Las Vegas Sun

March 29, 2024

Recruiting tool for schools or hot potato

Presidents of Nevada's public higher education campuses have an idea how to improve recruiting - but regents don't want to touch it for legal and political reasons.

The idea: Extend the benefits of employment in the Nevada System of Higher Education to domestic partners.

It's an issue regents haven't wanted to tackle. The last time it came up for discussion, 18 months ago, they tabled it for further study.

University and college presidents decided their best bet was to bypass regents and directly petition the Public Employee Benefits Board. The board will discuss the issue when it meets Wednesday in Carson City.

Although regents couldn't extend the benefits without the benefits board's approval anyway, there is strong sense among higher education officials that regents were glad to pass the buck altogether.

"People were happy when we elected to move forward on our own," UNLV President David Ashley said. Presidents view the benefits as another way of recruiting and retaining faculty.

But extending benefits to gay or unmarried heterosexual partners is often framed as either a moral issue going to the heart of family values or about fairness and equality.

Either way, several regents didn't want it to be used as a litmus test against them when they come up for reelection.

"Nevada is not the most progressive state out there," said David Damore, political science professor at UNLV. "My guess is that they just want to kick the can down the road a little and wait for someone else to take the jump.

"You can sort of picture the attack ads in your mind. Regent X votes to give gay partners tax-funded benefits, furthering the liberal agenda."

Other public boards have similarly passed on taking a stand on the domestic partnership issue. In 1999, when the Clark County Commission considered extending benefits, the district attorney issued an opinion stating that state law forbids extending benefits to domestic partnerships because of its definition of "spouse." Rather than challenge the opinion, county officials lobbied the 2001 Legislature for a change in state law. The Assembly bill failed.

Because of uncertainty over whether benefits can be extended to domestic partners, the Las Vegas City Council has not taken up the issue.

Clark County School District teachers receive domestic partner benefits through their union.

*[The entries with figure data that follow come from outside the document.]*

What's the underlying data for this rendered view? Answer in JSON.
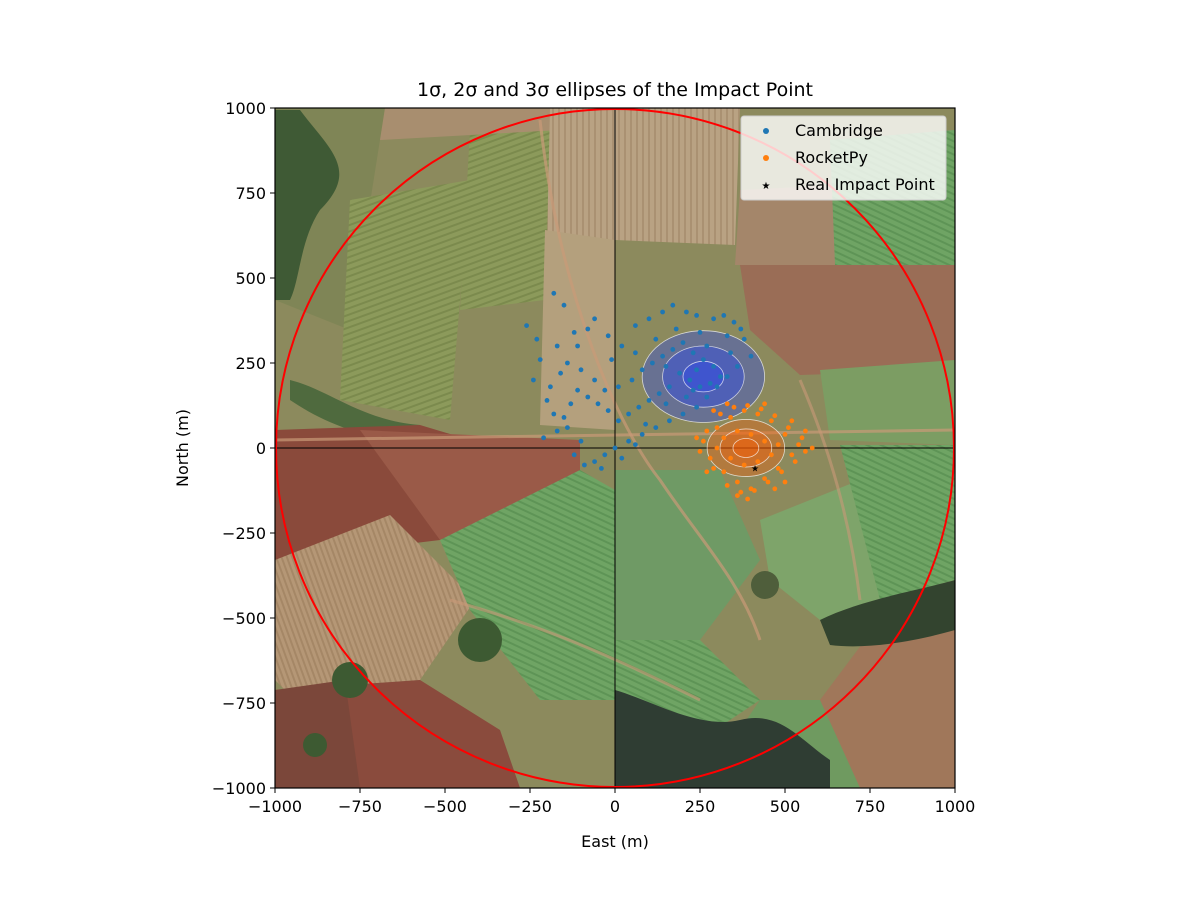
{
  "chart_data": {
    "type": "scatter",
    "title": "1σ, 2σ and 3σ ellipses of the Impact Point",
    "xlabel": "East (m)",
    "ylabel": "North (m)",
    "xlim": [
      -1000,
      1000
    ],
    "ylim": [
      -1000,
      1000
    ],
    "x_ticks": [
      -1000,
      -750,
      -500,
      -250,
      0,
      250,
      500,
      750,
      1000
    ],
    "y_ticks": [
      -1000,
      -750,
      -500,
      -250,
      0,
      250,
      500,
      750,
      1000
    ],
    "x_tick_labels": [
      "−1000",
      "−750",
      "−500",
      "−250",
      "0",
      "250",
      "500",
      "750",
      "1000"
    ],
    "y_tick_labels": [
      "−1000",
      "−750",
      "−500",
      "−250",
      "0",
      "250",
      "500",
      "750",
      "1000"
    ],
    "grid": false,
    "legend_position": "top-right",
    "background": "satellite-image",
    "series": [
      {
        "name": "Cambridge",
        "color": "#1f77b4",
        "marker": "circle",
        "center": [
          260,
          210
        ],
        "ellipse_1sigma_semi_axes": [
          60,
          45
        ],
        "ellipse_color": "#1f3fff",
        "points": [
          [
            -180,
            455
          ],
          [
            -150,
            420
          ],
          [
            -260,
            360
          ],
          [
            -230,
            320
          ],
          [
            -170,
            300
          ],
          [
            -120,
            340
          ],
          [
            -80,
            350
          ],
          [
            -60,
            380
          ],
          [
            -20,
            330
          ],
          [
            20,
            300
          ],
          [
            60,
            360
          ],
          [
            100,
            380
          ],
          [
            140,
            400
          ],
          [
            170,
            420
          ],
          [
            210,
            400
          ],
          [
            240,
            390
          ],
          [
            290,
            380
          ],
          [
            320,
            390
          ],
          [
            350,
            370
          ],
          [
            380,
            320
          ],
          [
            400,
            270
          ],
          [
            360,
            240
          ],
          [
            330,
            210
          ],
          [
            300,
            180
          ],
          [
            270,
            150
          ],
          [
            240,
            120
          ],
          [
            200,
            100
          ],
          [
            160,
            80
          ],
          [
            120,
            60
          ],
          [
            80,
            40
          ],
          [
            40,
            20
          ],
          [
            0,
            0
          ],
          [
            -30,
            -20
          ],
          [
            -60,
            -40
          ],
          [
            -100,
            20
          ],
          [
            -140,
            60
          ],
          [
            -180,
            100
          ],
          [
            -200,
            140
          ],
          [
            -190,
            180
          ],
          [
            -160,
            220
          ],
          [
            -140,
            250
          ],
          [
            -100,
            230
          ],
          [
            -60,
            200
          ],
          [
            -30,
            170
          ],
          [
            10,
            180
          ],
          [
            50,
            200
          ],
          [
            80,
            230
          ],
          [
            110,
            250
          ],
          [
            140,
            270
          ],
          [
            170,
            290
          ],
          [
            200,
            310
          ],
          [
            230,
            280
          ],
          [
            260,
            260
          ],
          [
            290,
            240
          ],
          [
            310,
            210
          ],
          [
            280,
            190
          ],
          [
            250,
            180
          ],
          [
            220,
            200
          ],
          [
            190,
            220
          ],
          [
            160,
            180
          ],
          [
            130,
            160
          ],
          [
            100,
            140
          ],
          [
            70,
            120
          ],
          [
            40,
            100
          ],
          [
            10,
            80
          ],
          [
            -20,
            110
          ],
          [
            -50,
            130
          ],
          [
            -80,
            150
          ],
          [
            -110,
            170
          ],
          [
            -130,
            130
          ],
          [
            -150,
            90
          ],
          [
            -170,
            50
          ],
          [
            -120,
            -20
          ],
          [
            -90,
            -50
          ],
          [
            -40,
            -60
          ],
          [
            20,
            -30
          ],
          [
            60,
            10
          ],
          [
            90,
            70
          ],
          [
            150,
            130
          ],
          [
            210,
            150
          ],
          [
            240,
            230
          ],
          [
            270,
            300
          ],
          [
            330,
            330
          ],
          [
            370,
            350
          ],
          [
            250,
            340
          ],
          [
            180,
            350
          ],
          [
            120,
            320
          ],
          [
            60,
            280
          ],
          [
            -10,
            260
          ],
          [
            -220,
            260
          ],
          [
            -240,
            200
          ],
          [
            -210,
            30
          ],
          [
            -110,
            300
          ],
          [
            150,
            240
          ],
          [
            230,
            170
          ],
          [
            340,
            280
          ]
        ]
      },
      {
        "name": "RocketPy",
        "color": "#ff7f0e",
        "marker": "circle",
        "center": [
          385,
          0
        ],
        "ellipse_1sigma_semi_axes": [
          38,
          28
        ],
        "ellipse_color": "#ff5a00",
        "points": [
          [
            260,
            20
          ],
          [
            280,
            -30
          ],
          [
            300,
            60
          ],
          [
            320,
            -70
          ],
          [
            340,
            90
          ],
          [
            360,
            -100
          ],
          [
            380,
            110
          ],
          [
            400,
            -120
          ],
          [
            420,
            100
          ],
          [
            440,
            -90
          ],
          [
            460,
            80
          ],
          [
            480,
            -60
          ],
          [
            500,
            40
          ],
          [
            520,
            -20
          ],
          [
            540,
            10
          ],
          [
            560,
            -10
          ],
          [
            580,
            0
          ],
          [
            250,
            -10
          ],
          [
            270,
            50
          ],
          [
            290,
            -60
          ],
          [
            310,
            100
          ],
          [
            330,
            -110
          ],
          [
            350,
            120
          ],
          [
            370,
            -130
          ],
          [
            390,
            125
          ],
          [
            410,
            -125
          ],
          [
            430,
            115
          ],
          [
            450,
            -100
          ],
          [
            470,
            95
          ],
          [
            490,
            -70
          ],
          [
            510,
            60
          ],
          [
            530,
            -40
          ],
          [
            550,
            30
          ],
          [
            300,
            0
          ],
          [
            320,
            30
          ],
          [
            340,
            -30
          ],
          [
            360,
            50
          ],
          [
            380,
            -50
          ],
          [
            400,
            40
          ],
          [
            420,
            -40
          ],
          [
            440,
            20
          ],
          [
            460,
            -20
          ],
          [
            480,
            10
          ],
          [
            360,
            -140
          ],
          [
            390,
            -150
          ],
          [
            330,
            130
          ],
          [
            440,
            130
          ],
          [
            520,
            80
          ],
          [
            270,
            -70
          ],
          [
            240,
            30
          ],
          [
            290,
            110
          ],
          [
            470,
            -120
          ],
          [
            560,
            50
          ],
          [
            500,
            -100
          ]
        ]
      },
      {
        "name": "Real Impact Point",
        "color": "#000000",
        "marker": "star",
        "points": [
          [
            412,
            -60
          ]
        ]
      }
    ],
    "annotations": [
      {
        "type": "circle",
        "color": "#ff0000",
        "center": [
          0,
          0
        ],
        "radius": 1000
      }
    ]
  }
}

The Coalition for the Protection of Marriage, a conservative family values organization, championed a state constitutional amendment that voters approved in 2000 and 2002 that defined marriage as between a man and a woman. It was that law that arguably deprives domestic partners of state benefits. And the Legislature has refused to expand the term spouse to include domestic partners.

Richard Ziser, one of the leaders behind the constitutional amendment and current chairman of family values group Nevada Concerned Citizens, thinks that given the lack of action by the Legislature and the regents, the benefits board shouldn't take action either.

"If they are going to do something on this it needs to be in public," Ziser said. "Two elected bodies have refused to act on this issue and it doesn't seem right to now push it through a nonelected board."

Regent Michael Wixom - who, like Ziser, opposes domestic partnerships because they aim to redefine a marriage relationship - thinks that the benefits board is the right body to decide the issue because of its expertise in handling benefits.

Wixom said he wasn't worried about discussing the issue for political reasons, but for legal ones - whether regents even had the authority to approve benefits for domestic partners.

"It made no sense to bring that kind of decision before the board that can't make the decision anyway," Wixom said.